Add to /etc/hosts.allow:
slapd: 127.0.0.1
Peleki 11:14, 21 August 2010 (EDT)

Suggestions

If you want hdb as backend, you have to adjust the PKGBUILD to --enable-hdb and rebuild the package

To disable the IPV6 error, add -4 to the slapd init script at line 14 (/usr/sbin/slapd -4 $SLAPD_OPTIONS)

To disable the " openldap configure monitor database to enable" add "database monitor" in /etc/openldap/slapd.conf BEFORE any database backend type (hdb or bdb)

--mvinnicius 19:55, 14 February 2011 (EST)

For the record, it's probably better to add -4 to the SLAPD_OPTIONS variable in /etc/conf.d/slapd than to modify the rc-script. --DJPohly 21:09, 14 February 2011 (EST)

Merge request

See Talk:LDAP_Authentication#Merge?. -- Kynikos 09:31, 7 January 2012 (EST)
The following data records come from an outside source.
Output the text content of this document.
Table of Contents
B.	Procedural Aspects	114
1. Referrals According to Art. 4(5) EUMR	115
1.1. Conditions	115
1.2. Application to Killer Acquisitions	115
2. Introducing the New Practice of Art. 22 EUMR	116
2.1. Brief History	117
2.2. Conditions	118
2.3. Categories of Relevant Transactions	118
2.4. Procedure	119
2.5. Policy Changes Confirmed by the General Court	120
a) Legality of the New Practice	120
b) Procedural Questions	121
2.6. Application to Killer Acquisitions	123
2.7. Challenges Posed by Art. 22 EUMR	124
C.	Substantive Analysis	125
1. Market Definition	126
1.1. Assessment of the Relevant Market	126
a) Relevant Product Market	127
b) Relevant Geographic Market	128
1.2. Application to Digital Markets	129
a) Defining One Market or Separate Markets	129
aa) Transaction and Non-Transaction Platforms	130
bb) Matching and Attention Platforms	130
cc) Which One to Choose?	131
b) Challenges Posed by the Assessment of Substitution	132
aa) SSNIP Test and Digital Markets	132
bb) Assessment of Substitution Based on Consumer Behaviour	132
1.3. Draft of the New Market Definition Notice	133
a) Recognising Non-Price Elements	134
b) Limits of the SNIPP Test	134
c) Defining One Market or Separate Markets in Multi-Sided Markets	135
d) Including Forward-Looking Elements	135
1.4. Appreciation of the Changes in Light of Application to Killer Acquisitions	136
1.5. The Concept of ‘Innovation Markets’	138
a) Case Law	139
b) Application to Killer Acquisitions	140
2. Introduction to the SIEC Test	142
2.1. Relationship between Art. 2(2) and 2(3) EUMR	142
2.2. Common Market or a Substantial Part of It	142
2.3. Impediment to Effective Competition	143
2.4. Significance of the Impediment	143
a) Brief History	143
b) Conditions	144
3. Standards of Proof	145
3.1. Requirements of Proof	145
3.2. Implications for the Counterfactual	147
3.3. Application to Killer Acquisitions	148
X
Done --Lonaowna (talk) 01:02, 6 November 2013 (UTC)

Overhaul

I started editing the page with the goal of merging it with the LDAP Authentication one and also with the main OpenLDAP article. I rewrote the introduction and added some explanations for the client side like NSS and PAM. I'm gooing to remove the pam_ldap and nss_ldap bit and use nss_pam_ldapd from AUR which is the most uptodate (and robust) version. If anyone has any objections feel free to say so.